As we walked along the buttes and cliffs, Schenbeck told stories about the area: The landowners he’s known, the animals he’s hunted. One distinct memory, he said, was his first Nebraska elk sighting. He spotted it there in the late 1960s. That’s when elk began re-establishing themselves in the region from nearby states.
The ruggedness of the country was made even more apparent as we walked past the wreckage of the GP Express Cessna 402 passenger plane that crashed into the pines in December 1987 during its approach to the Chadron Municipal Airport. The wreckage also stands as a testament to the heat from last year’s fire, as much of the fuselage has melted. Amid the burned posts and downed fence, ribbons on trees now mark where new fence will be placed. Replacing fence is a chore that will keep Schenbeck and his coworkers busy for some time.

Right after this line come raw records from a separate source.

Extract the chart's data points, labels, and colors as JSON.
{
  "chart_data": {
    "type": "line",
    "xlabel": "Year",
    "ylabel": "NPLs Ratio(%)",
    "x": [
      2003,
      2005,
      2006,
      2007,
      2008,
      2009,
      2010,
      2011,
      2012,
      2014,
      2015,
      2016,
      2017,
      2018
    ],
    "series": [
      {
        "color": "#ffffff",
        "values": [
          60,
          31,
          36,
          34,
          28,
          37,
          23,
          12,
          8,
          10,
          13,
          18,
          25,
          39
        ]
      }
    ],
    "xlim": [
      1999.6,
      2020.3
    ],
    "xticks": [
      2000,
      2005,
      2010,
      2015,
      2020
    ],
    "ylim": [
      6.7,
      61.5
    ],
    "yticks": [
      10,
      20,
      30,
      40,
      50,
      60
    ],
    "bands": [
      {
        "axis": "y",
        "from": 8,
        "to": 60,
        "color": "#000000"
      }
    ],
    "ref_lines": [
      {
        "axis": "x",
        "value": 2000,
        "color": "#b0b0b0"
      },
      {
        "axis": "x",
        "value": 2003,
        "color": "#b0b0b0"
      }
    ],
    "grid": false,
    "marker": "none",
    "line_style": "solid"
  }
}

I look forward to watching the Bighorn as it takes on new life in the coming months and years. It’s a hot spot, for a lot of reasons.
Every drop counts
While we’re on the topic of wildfires, I recently had the pleasure of writing about a clever project spearheaded by Shelley Steffl, an NGPC biologist who works in Chadron. She’s been building seed blocks to distribute to landowners whose land was burned by fires.
After wild animals eat the blocks, they are expected to do some of the legwork in reforestation and take the seeds of 12 native species of trees and shrubs to remote areas of the ridge. Once on the ground, the seeds should have a good chance at sprouting to life.
Let’s cheer on our region’s wildlife to give us a true display of “poop power.”